Fragilisé par une série de démissions au sein de son gouvernement et une popularité en berne, le Premier ministre britannique Keir Starmer a annoncé, ce lundi 22 juin 2026, son départ de son poste de chef du gouvernement et du Parti travailliste. Il restera toutefois en fonction jusqu’à la désignation de son successeur.
Devant le 10 Downing Street, Keir Starmer a annoncé, ce lundi 22 juin 2026, sa démission en tant que Premier ministre du Royaume-Uni et chef du Parti travailliste.
Dans son discours d’adieu, il a reconnu ne plus être considéré par sa formation politique comme la personnalité la mieux placée pour conduire le pays jusqu’aux prochaines élections législatives.
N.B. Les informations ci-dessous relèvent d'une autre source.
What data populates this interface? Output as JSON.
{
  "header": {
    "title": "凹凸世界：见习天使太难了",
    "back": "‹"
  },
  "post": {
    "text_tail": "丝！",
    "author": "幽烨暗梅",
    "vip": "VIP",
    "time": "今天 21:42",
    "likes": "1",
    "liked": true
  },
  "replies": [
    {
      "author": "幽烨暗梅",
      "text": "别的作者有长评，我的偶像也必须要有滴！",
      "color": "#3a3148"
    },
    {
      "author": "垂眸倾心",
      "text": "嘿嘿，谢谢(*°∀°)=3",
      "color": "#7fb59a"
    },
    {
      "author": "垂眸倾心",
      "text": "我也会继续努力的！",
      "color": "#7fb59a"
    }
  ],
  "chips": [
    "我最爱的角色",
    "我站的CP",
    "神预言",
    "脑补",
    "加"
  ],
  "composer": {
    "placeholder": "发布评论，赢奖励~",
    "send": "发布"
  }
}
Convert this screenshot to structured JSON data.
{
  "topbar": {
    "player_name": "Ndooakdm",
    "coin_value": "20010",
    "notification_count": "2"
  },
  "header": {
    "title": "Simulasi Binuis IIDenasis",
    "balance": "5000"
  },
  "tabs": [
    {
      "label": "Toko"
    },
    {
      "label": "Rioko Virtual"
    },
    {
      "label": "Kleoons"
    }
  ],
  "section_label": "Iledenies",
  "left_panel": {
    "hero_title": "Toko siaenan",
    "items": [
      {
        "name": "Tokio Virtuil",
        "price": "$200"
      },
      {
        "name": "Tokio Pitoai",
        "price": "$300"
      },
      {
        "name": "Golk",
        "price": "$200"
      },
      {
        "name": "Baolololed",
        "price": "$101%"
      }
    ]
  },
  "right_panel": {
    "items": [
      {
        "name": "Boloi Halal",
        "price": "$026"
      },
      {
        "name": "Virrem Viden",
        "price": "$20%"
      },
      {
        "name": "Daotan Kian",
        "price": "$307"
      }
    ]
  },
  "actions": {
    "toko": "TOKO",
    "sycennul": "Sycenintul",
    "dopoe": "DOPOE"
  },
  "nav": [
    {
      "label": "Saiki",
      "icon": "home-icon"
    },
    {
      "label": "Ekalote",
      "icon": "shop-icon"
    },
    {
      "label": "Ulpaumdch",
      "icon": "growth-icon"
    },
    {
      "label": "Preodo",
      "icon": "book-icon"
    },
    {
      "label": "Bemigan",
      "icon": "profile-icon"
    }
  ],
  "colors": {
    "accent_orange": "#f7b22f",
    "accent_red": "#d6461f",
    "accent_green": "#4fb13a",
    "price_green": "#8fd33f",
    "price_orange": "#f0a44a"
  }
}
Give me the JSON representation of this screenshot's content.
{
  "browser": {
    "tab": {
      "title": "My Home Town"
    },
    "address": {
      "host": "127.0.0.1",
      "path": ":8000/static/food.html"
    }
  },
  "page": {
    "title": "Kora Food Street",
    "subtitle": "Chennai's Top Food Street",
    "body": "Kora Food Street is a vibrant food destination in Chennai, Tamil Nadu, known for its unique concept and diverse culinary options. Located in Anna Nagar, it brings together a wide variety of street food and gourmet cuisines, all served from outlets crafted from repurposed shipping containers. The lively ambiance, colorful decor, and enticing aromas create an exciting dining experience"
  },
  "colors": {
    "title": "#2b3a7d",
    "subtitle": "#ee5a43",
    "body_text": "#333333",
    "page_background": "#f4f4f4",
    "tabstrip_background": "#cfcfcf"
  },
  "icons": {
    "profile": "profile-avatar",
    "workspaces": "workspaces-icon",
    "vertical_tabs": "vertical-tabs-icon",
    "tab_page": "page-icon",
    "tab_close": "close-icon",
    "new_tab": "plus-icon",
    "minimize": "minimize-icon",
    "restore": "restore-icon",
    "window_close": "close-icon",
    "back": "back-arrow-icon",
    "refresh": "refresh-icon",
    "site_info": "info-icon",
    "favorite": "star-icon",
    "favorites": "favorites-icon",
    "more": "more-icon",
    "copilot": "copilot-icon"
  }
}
Le dirigeant travailliste a précisé qu’il assurerait l’intérim jusqu’à l’entrée en fonction de son successeur. Le processus de sélection du nouveau leader devrait être lancé en juillet, pour une prise de fonctions prévue en septembre.
Cette annonce intervient dans un contexte politique particulièrement tendu. Depuis le 7 mai, plusieurs membres de son gouvernement ont quitté leurs fonctions. Parmi eux figure John Healey, ministre de la Défense et proche allié du Premier ministre, qui a présenté sa démission le 11 juin.
Arrivé au pouvoir après la victoire éclatante du Parti travailliste aux élections de juillet 2024, avec une majorité de 180 sièges à Westminster, Keir Starmer avait promis de redresser les services publics affaiblis après quatorze années de gouvernance conservatrice et de relancer la croissance économique.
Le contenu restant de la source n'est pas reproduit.